Die jungen Männer stammten aus demselben Klan, doch leider aus unterschiedlichen Untergruppen des Klans. Das übliche Verfahren besteht darin, dass die Familie des Opfers jemanden aus der Klangruppe des Täters töten darf. Die Ältesten beider Klangruppen verbrachten vier Tage damit, eine weniger blutige Lösung auszuhandeln, und schließlich wurde ein Preis von 100 Kamelen – im Wert von 7.000 Dollar – als Entschädigung vereinbart und gezahlt. Doch während dieser vier Tage wurde die Arbeit im örtlichen Krankenhaus behindert, da alle Mitarbeiter, die der Klangruppe des Täters angehörten, aus Angst vor einem Rachemord der Arbeit fernblieben.

Das von diesem Unfall ausgehende Dilemma ist für Ausländer nicht leicht zu begreifen.
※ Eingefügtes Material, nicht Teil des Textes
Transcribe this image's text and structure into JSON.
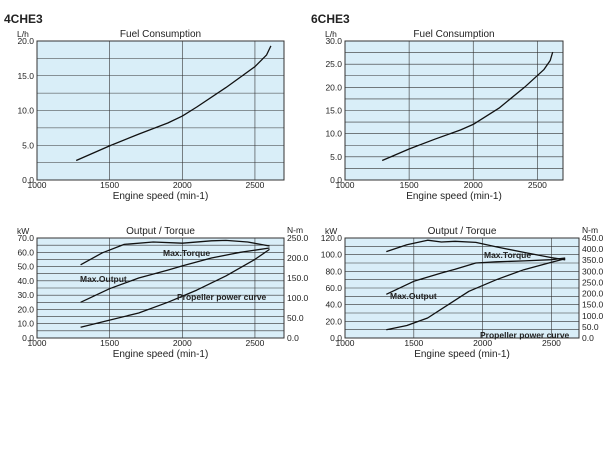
{
  "chart_data": [
    {
      "model": "4CHE3",
      "type": "line",
      "title": "Fuel Consumption",
      "xlabel": "Engine speed (min-1)",
      "ylabel": "L/h",
      "xlim": [
        1000,
        2700
      ],
      "ylim": [
        0,
        20
      ],
      "xticks": [
        "1000",
        "1500",
        "2000",
        "2500"
      ],
      "yticks": [
        "0.0",
        "5.0",
        "10.0",
        "15.0",
        "20.0"
      ],
      "grid": true,
      "series": [
        {
          "x": [
            1270,
            1500,
            1700,
            1900,
            2000,
            2100,
            2300,
            2500,
            2580,
            2610
          ],
          "y": [
            2.8,
            4.9,
            6.6,
            8.2,
            9.2,
            10.5,
            13.3,
            16.3,
            18.0,
            19.3
          ]
        }
      ]
    },
    {
      "model": "6CHE3",
      "type": "line",
      "title": "Fuel Consumption",
      "xlabel": "Engine speed (min-1)",
      "ylabel": "L/h",
      "xlim": [
        1000,
        2700
      ],
      "ylim": [
        0,
        30
      ],
      "xticks": [
        "1000",
        "1500",
        "2000",
        "2500"
      ],
      "yticks": [
        "0.0",
        "5.0",
        "10.0",
        "15.0",
        "20.0",
        "25.0",
        "30.0"
      ],
      "grid": true,
      "series": [
        {
          "x": [
            1290,
            1500,
            1700,
            1900,
            2000,
            2200,
            2400,
            2550,
            2600,
            2620
          ],
          "y": [
            4.2,
            6.7,
            8.8,
            10.8,
            12.0,
            15.5,
            20.0,
            23.8,
            25.8,
            27.6
          ]
        }
      ]
    },
    {
      "model": "4CHE3",
      "type": "line",
      "title": "Output / Torque",
      "xlabel": "Engine speed (min-1)",
      "ylabel": "kW",
      "y2label": "N-m",
      "xlim": [
        1000,
        2700
      ],
      "ylim": [
        0,
        70
      ],
      "y2lim": [
        0,
        250
      ],
      "xticks": [
        "1000",
        "1500",
        "2000",
        "2500"
      ],
      "yticks": [
        "0.0",
        "10.0",
        "20.0",
        "30.0",
        "40.0",
        "50.0",
        "60.0",
        "70.0"
      ],
      "y2ticks": [
        "0.0",
        "50.0",
        "100.0",
        "150.0",
        "200.0",
        "250.0"
      ],
      "grid": true,
      "annotations": [
        "Max.Torque",
        "Max.Output",
        "Propeller power curve"
      ],
      "series": [
        {
          "axis": "right",
          "x": [
            1300,
            1450,
            1600,
            1800,
            2000,
            2200,
            2300,
            2450,
            2600
          ],
          "y": [
            183,
            213,
            234,
            240,
            237,
            243,
            244,
            240,
            230
          ]
        },
        {
          "axis": "left",
          "x": [
            1300,
            1500,
            1700,
            1900,
            2000,
            2200,
            2400,
            2600
          ],
          "y": [
            25,
            34.5,
            42,
            47.5,
            50.5,
            56,
            60,
            63
          ]
        },
        {
          "axis": "left",
          "x": [
            1300,
            1500,
            1700,
            1900,
            2100,
            2300,
            2500,
            2600
          ],
          "y": [
            7.5,
            12.5,
            17.5,
            25,
            33.5,
            43.5,
            55,
            62
          ]
        }
      ]
    },
    {
      "model": "6CHE3",
      "type": "line",
      "title": "Output / Torque",
      "xlabel": "Engine speed (min-1)",
      "ylabel": "kW",
      "y2label": "N-m",
      "xlim": [
        1000,
        2700
      ],
      "ylim": [
        0,
        120
      ],
      "y2lim": [
        0,
        450
      ],
      "xticks": [
        "1000",
        "1500",
        "2000",
        "2500"
      ],
      "yticks": [
        "0.0",
        "20.0",
        "40.0",
        "60.0",
        "80.0",
        "100.0",
        "120.0"
      ],
      "y2ticks": [
        "0.0",
        "50.0",
        "100.0",
        "150.0",
        "200.0",
        "250.0",
        "300.0",
        "350.0",
        "400.0",
        "450.0"
      ],
      "grid": true,
      "annotations": [
        "Max.Torque",
        "Max.Output",
        "Propeller power curve"
      ],
      "series": [
        {
          "axis": "right",
          "x": [
            1300,
            1450,
            1600,
            1700,
            1800,
            1950,
            2100,
            2300,
            2500,
            2600
          ],
          "y": [
            389,
            420,
            440,
            432,
            435,
            430,
            410,
            385,
            362,
            352
          ]
        },
        {
          "axis": "left",
          "x": [
            1300,
            1500,
            1700,
            1800,
            1950,
            2100,
            2300,
            2500,
            2600
          ],
          "y": [
            52.5,
            68,
            78,
            82.5,
            90,
            91.5,
            92.5,
            94,
            96
          ]
        },
        {
          "axis": "left",
          "x": [
            1300,
            1450,
            1600,
            1750,
            1900,
            2100,
            2300,
            2500,
            2600
          ],
          "y": [
            10,
            15,
            24,
            40,
            56,
            70,
            82,
            91,
            95
          ]
        }
      ]
    }
  ]
}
Doch die Art und Weise, in der die Ältesten eine gewalttätige Lösung vermieden, ist ein bewundernswertes Beispiel guter Regierungsführung.

Es wäre zu wünschen, dass derartige Praktiken Anwendung fänden, um die große Mehrzahl der Somalia überschwemmenden Probleme zu lösen. In diesem sprichwörtlichen „gescheiterten Staat“ könnte diese Art von Weisheit seitens der Ältesten die einzige Möglichkeit darstellen, um zu beginnen, den Sumpf der Gesetzlosigkeit, der das Land seit dem Sturz des Diktators Said Barre 1991 umschlungen hält, trockenzulegen.

Die Situation in Somalia zu ignorieren und keinen Versuch zur Wiederherstellung von Recht und Ordnung zu machen, ist keine Alternative. Die beiden einander in Mogadischu kämpfenden Hauptgruppierungen werden von Äthiopien bzw. Eritrea unterstützt. Da zwischen diesen beiden Staaten – die zu den ärmsten in Afrika gehören – ein bisher nicht beigelegter Grenzdisput steht, der in den Jahren 1998-2000 zu einem Krieg führte, in welchem auf beiden Seiten Zehntausende starben, und weil die Feindseligkeiten in der Gegend andauern, kann ihr Engagement (über ihre Stellvertreter) im somalischen Bürgerkrieg gravierende Auswirkungen auf das gesamte Horn von Afrika haben.